Mr Malema’s suspension should not surprise anyone. Nobody in any organisation can alienate so many powerful factions so abrasively for so long without paying a price.
Whatever Malema’s future may be the issues that he so aggressively articulates and the constituency that he claims to represent will not disappear.
One of the central challenges facing government – and indeed all South Africans – will be to restore some degree of hope to the millions of young – predominantly black – South Africans, whom Malema claims to represent. Our new society has failed them dismally: it has left most of them educationally crippled and 70% are unemployed.
All this makes them susceptible to the populist promises of demagogues. The nostrums that Malema prescribes are politically and economically illiterate but enormously appealing to these millions of young people subsisting on their siblings’ children’s allowances and their grannies’ pensions.
The message is also fundamentally racist: “Look at the whites, the way they live. They stole all this from us and we must take it back. We must take back the land; we must take the companies on the Johannesburg Stock Exchange; we must nationalize the mines – all without compensation.”
Perhaps the most disturbing aspect of Malema’s demise was the fact that he was not found guilty of sewing racial dissension. The charge arose from his statement at a rally in Galishewe earlier this year when he had said, in President Zuma’ presence, that whites are criminals who stole our land; that they should be treated as criminals and that their land should be seized without compensation.

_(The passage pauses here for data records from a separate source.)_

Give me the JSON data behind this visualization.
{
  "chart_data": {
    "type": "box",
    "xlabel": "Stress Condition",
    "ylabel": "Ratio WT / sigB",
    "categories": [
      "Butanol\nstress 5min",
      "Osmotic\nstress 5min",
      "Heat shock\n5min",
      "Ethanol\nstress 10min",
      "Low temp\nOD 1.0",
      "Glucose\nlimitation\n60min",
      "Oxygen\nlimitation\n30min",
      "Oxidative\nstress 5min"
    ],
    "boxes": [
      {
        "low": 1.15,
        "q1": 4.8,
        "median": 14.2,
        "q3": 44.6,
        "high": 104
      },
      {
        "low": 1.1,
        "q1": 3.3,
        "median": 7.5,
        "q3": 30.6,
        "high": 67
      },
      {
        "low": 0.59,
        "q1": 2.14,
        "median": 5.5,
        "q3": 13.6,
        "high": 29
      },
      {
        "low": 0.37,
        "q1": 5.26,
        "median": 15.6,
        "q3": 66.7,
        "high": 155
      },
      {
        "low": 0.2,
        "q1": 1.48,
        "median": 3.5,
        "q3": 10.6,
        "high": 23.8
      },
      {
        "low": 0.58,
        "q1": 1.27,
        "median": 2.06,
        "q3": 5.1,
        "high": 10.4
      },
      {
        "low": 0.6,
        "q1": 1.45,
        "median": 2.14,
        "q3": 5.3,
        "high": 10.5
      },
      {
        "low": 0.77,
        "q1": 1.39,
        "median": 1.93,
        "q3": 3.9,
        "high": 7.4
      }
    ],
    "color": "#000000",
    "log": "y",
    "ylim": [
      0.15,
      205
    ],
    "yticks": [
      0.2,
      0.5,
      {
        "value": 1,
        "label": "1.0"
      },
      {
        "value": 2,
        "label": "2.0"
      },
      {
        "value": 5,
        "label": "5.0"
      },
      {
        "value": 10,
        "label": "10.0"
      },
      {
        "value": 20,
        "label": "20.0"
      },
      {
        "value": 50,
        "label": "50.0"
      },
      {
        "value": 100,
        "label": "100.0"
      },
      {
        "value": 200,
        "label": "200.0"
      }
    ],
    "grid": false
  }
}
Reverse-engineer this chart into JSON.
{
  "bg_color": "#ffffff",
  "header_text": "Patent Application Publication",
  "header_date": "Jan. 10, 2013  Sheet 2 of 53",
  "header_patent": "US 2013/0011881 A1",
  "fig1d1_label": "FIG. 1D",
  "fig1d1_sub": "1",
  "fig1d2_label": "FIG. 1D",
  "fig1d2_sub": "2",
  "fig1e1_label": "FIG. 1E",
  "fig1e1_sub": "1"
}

He was cleared of the charge of fomenting racism, arising from this statement, because it was not proved on ” balance of probabilities”.
One wonders what aspect of Malema’s Galishewe statement was ambiguous and what probabilities led the ANC’s NDC to conclude that this was not blatant racism? What was the NDC saying about the ANC’ commitment to non-racialism and what message was it sending to white South Africans?